The insert cash screen had major issues with transparency of fees and the exchange rate. Also, the notice for the $20 minimum didn’t explain that it was a bill minimum as well, leading to users inserting smaller bills and the ATM spitting the bill out which triggered a pop up explanation.

To address these issues I first separated the experience into an initial insert cash screen and a receipt mockup screen. The initial screen clearly states to insert a $20 bill with an animation of the $20 being inserted for visual reinforcement. If ignored, the bill will come out and the text would animate bigger and flash red. This $20 minimum needed to be enforced for business purposes and due to the limitations development faced with the bill acceptor.

Once users insert the first bill it takes them to the next screen that shows them clearly

  • The amount of which bills get inserted.
  • The dollar total along with our fee in red that leads to their total in dollars but an emphasis that what they are purchasing is BTC.
  • The bitcoin exchange rate is also transparent along with the address they’re sending to.
  • And, on the top right, the user's 24 hr purchase limit.
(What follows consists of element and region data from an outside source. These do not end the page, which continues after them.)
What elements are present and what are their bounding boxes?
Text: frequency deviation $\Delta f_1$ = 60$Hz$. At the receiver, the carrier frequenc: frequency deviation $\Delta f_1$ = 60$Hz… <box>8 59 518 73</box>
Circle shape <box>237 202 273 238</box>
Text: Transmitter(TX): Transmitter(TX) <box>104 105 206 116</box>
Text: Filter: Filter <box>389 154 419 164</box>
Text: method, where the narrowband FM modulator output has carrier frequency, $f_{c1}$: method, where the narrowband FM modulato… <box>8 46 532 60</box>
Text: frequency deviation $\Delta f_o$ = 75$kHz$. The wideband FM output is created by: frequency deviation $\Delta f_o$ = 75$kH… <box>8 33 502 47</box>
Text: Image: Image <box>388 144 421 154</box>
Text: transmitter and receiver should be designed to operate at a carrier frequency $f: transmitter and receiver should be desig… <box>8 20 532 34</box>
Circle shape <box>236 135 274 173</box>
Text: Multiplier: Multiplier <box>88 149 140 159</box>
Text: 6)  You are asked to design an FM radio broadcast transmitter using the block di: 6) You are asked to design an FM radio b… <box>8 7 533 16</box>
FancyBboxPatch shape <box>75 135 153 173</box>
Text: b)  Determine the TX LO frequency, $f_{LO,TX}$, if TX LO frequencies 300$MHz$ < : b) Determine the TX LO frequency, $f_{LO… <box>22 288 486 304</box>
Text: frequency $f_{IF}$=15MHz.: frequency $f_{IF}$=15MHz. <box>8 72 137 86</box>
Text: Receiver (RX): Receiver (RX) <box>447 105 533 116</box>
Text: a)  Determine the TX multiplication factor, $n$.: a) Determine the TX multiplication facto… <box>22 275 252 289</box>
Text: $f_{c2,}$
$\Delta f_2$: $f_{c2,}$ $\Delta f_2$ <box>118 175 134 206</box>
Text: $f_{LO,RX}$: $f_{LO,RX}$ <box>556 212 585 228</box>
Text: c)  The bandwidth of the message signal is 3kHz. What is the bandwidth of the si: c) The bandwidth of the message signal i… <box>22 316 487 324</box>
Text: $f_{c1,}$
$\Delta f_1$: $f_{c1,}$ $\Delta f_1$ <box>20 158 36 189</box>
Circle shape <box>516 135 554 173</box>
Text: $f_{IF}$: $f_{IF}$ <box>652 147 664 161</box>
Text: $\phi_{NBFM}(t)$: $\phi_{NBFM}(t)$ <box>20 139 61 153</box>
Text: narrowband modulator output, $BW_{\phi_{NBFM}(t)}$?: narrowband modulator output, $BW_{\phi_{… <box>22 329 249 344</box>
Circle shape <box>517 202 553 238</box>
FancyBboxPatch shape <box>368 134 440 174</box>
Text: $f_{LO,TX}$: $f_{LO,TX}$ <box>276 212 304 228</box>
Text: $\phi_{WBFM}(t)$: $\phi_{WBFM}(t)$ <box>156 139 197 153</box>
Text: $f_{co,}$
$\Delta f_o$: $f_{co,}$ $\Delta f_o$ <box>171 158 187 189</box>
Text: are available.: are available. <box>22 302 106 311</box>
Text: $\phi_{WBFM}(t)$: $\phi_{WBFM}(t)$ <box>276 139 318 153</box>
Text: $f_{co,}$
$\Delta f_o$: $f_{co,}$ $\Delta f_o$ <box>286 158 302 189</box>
Because of all these factors I needed to take into account, reaching this solution was definitely a team effort.

user testing

User testing was key throughout the design process to assess new interactions designs. From testing the last iteration I found that users who had a wallet always completed a transaction successfully while there was a 1/3 drop off for users who did not have a bitcoin wallet at the start of the transaction.
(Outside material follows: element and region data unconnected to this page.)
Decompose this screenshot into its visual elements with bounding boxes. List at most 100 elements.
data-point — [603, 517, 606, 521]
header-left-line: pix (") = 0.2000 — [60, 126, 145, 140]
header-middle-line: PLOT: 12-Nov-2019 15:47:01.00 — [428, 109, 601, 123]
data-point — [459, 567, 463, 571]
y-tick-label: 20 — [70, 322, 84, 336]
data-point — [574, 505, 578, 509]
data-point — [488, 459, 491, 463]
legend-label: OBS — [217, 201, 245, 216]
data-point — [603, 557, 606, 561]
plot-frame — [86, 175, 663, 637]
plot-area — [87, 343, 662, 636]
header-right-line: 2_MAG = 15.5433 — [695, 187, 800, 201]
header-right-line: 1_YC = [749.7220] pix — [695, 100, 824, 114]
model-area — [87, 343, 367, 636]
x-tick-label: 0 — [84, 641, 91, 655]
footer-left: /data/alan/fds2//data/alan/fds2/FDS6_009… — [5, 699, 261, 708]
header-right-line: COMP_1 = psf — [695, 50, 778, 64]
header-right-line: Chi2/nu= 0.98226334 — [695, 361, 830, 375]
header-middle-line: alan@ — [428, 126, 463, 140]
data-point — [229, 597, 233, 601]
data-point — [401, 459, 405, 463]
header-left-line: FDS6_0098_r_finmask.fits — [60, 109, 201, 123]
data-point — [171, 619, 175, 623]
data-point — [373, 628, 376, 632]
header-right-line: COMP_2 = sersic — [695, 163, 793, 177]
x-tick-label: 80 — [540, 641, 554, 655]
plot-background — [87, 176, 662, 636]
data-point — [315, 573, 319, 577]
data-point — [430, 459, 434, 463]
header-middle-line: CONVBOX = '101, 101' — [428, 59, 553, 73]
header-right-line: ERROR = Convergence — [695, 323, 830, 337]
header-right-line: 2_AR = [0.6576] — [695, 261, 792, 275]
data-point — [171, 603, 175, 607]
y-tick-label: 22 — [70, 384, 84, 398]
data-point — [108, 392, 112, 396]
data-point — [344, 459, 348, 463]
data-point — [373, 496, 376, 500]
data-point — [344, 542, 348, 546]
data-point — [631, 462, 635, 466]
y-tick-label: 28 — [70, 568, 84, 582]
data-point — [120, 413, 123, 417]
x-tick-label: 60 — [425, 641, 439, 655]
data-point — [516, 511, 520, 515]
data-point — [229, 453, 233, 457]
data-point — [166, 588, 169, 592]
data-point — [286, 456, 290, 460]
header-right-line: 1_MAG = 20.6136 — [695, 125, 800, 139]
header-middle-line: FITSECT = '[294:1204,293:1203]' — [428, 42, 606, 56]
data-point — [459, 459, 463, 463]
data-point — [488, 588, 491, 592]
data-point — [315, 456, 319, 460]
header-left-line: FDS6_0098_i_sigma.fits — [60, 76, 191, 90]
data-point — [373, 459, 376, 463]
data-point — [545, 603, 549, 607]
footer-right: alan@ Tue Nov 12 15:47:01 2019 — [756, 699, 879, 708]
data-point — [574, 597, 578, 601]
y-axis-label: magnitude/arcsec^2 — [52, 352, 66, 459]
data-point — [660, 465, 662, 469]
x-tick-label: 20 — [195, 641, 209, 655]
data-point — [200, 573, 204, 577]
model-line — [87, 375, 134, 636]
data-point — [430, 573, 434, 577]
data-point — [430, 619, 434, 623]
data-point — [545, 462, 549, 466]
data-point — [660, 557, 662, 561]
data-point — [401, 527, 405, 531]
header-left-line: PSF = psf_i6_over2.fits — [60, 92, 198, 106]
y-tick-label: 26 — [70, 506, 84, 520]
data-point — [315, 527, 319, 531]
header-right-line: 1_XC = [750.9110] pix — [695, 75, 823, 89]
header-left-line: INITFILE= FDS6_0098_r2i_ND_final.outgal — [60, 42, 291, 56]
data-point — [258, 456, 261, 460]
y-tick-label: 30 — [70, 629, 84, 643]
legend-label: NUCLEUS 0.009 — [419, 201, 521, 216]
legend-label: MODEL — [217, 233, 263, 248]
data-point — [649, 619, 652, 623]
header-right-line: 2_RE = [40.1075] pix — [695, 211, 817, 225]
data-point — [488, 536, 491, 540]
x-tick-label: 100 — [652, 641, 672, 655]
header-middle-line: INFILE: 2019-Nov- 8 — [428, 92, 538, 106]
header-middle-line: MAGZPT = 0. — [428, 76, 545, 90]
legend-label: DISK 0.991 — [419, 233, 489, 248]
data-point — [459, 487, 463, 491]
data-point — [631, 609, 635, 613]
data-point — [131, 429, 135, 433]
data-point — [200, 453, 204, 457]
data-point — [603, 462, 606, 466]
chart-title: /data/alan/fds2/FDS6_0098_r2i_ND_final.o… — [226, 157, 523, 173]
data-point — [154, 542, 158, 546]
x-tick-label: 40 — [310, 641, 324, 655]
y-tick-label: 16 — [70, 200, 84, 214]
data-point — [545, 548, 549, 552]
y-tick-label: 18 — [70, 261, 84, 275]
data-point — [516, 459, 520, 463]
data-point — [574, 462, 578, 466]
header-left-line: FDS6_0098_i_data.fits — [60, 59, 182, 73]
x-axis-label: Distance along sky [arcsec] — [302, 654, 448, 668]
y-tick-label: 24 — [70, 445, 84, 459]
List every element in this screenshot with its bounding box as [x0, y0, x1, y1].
In the home screen section above I mentioned that I added a quick way for users to download a wallet, this was one attempt to have less of a drop off for new users without wallets.


In the end, the launch of the new ATM was very exciting and successful. The business saw massive growth and transparency related support tickets were on the decline.








Rating on FB

final thoughts

There’s a lot I’m proud of about this project but there’s always room to improve. Some things I would’ve liked to do are:

  • Surveys at the end of transactions to gather user feedback.
  • Explore a referral program to grow our customers.
  • Test more ways of reducing that 1/3 drop off for new users without wallets.
  • Currently the machines only handle buy. I started to think about ‘Sell’ but didn’t have the opportunity to execute it.